Document Auth0 configuration steps for tenants, apps etc.

[nealmcb]

Arlo now relies exclusively on https://auth0.com/ for login and authentication. Setting up an tenant, configuring its Auth0 Dashboard, connecting it with the application, etc are tricky but important steps. They need to be documented.

656 is a start.

These steps should be included (and corrected if necessary):

• Create an app for Arlo as a single page application(?)
• Copy down the Domain, Client ID and Client Secret from the app.
• Configure the app's Allowed Callback URLs with something like http://localhost:3000/auth/auditadmin/callback.

What is the relationship between an "organization" as documented in the README and a "Jurisdiction" like a county within a State, and a "Jurisdiction" as listed in a jurisdiction_filesheet.csv as uploaded by an Arlo administrator?

Do the email addresses used in create-admin have to match tenant Auth0 ids, or are the generated UUIDs used when matching somehow or what?

For testing purposes, can the same email address and/or Auth0 tenant be both an Arlo admin and a Jurisdiction admin?

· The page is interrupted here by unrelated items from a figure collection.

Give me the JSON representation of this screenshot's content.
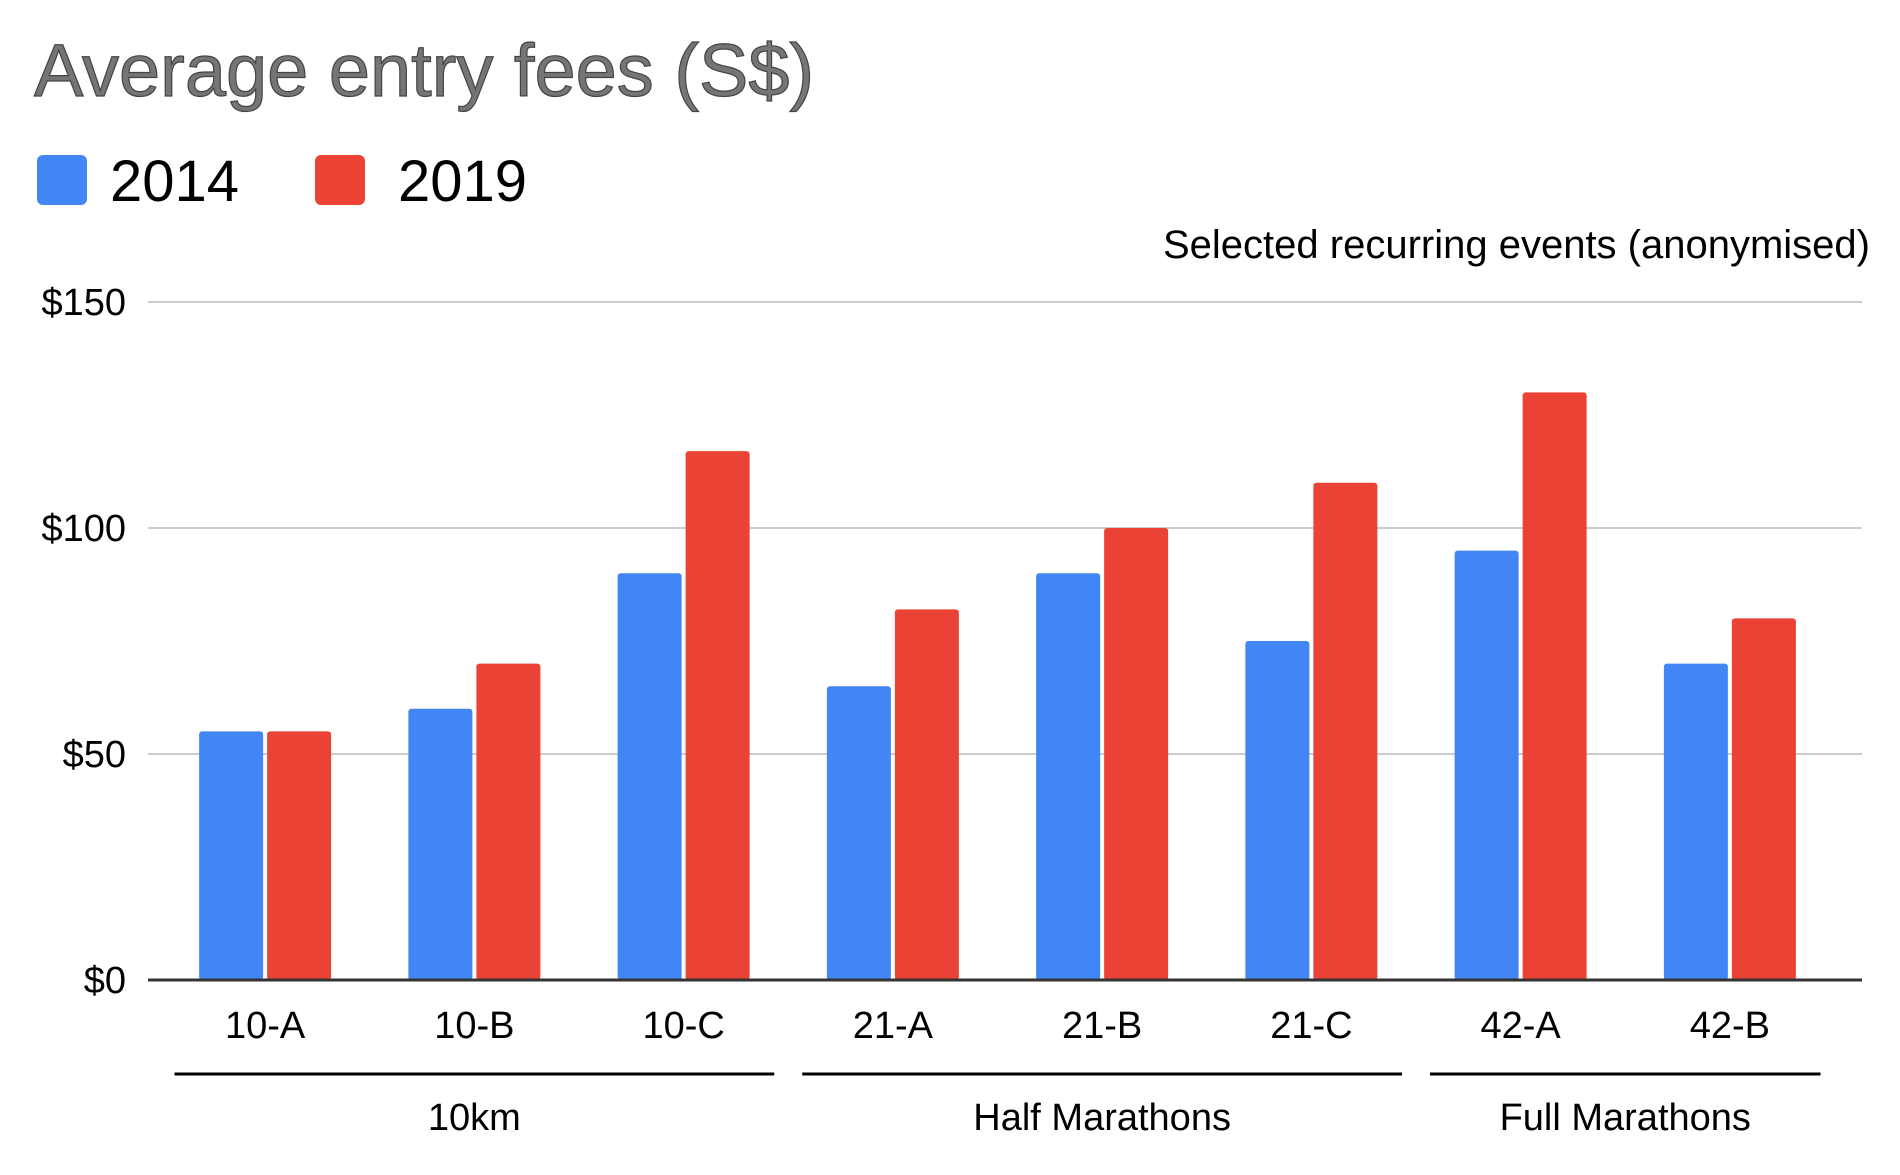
{
  "chart_data": {
    "type": "bar",
    "title": "Average entry fees (S$)",
    "subtitle": "Selected recurring events (anonymised)",
    "categories": [
      "10-A",
      "10-B",
      "10-C",
      "21-A",
      "21-B",
      "21-C",
      "42-A",
      "42-B"
    ],
    "groups": [
      {
        "label": "10km",
        "categories": [
          "10-A",
          "10-B",
          "10-C"
        ]
      },
      {
        "label": "Half Marathons",
        "categories": [
          "21-A",
          "21-B",
          "21-C"
        ]
      },
      {
        "label": "Full Marathons",
        "categories": [
          "42-A",
          "42-B"
        ]
      }
    ],
    "series": [
      {
        "name": "2014",
        "color": "#4285F4",
        "values": [
          55,
          60,
          90,
          65,
          90,
          75,
          95,
          70
        ]
      },
      {
        "name": "2019",
        "color": "#EA4335",
        "values": [
          55,
          70,
          117,
          82,
          100,
          110,
          130,
          80
        ]
      }
    ],
    "ylim": [
      0,
      150
    ],
    "yticks": [
      0,
      50,
      100,
      150
    ],
    "ytick_labels": [
      "$0",
      "$50",
      "$100",
      "$150"
    ],
    "grid": true,
    "legend_position": "top-left"
  }
}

More config is evidently necessary to get around the 404 Not Found errors I'm getting when I click on Log in as a Jurisdiction Admin and get to http://localhost:3000/authorize?response_type=code&client_id=&redirect_uri=http%3A%2F%2Flocalhost%3A3000%2Fauth%2Fju..

[benadida]

@nealmcb Auth0 is not required, just any OAuth server is. Auth0 is a good one, though. I wouldn't want to add Auth0-specific documentation to this repository when Auth0 does a fine job of explaining their own product.

Agreed that we could use more documentation on what needs to be configured, though it may take us a little bit of time to get to it.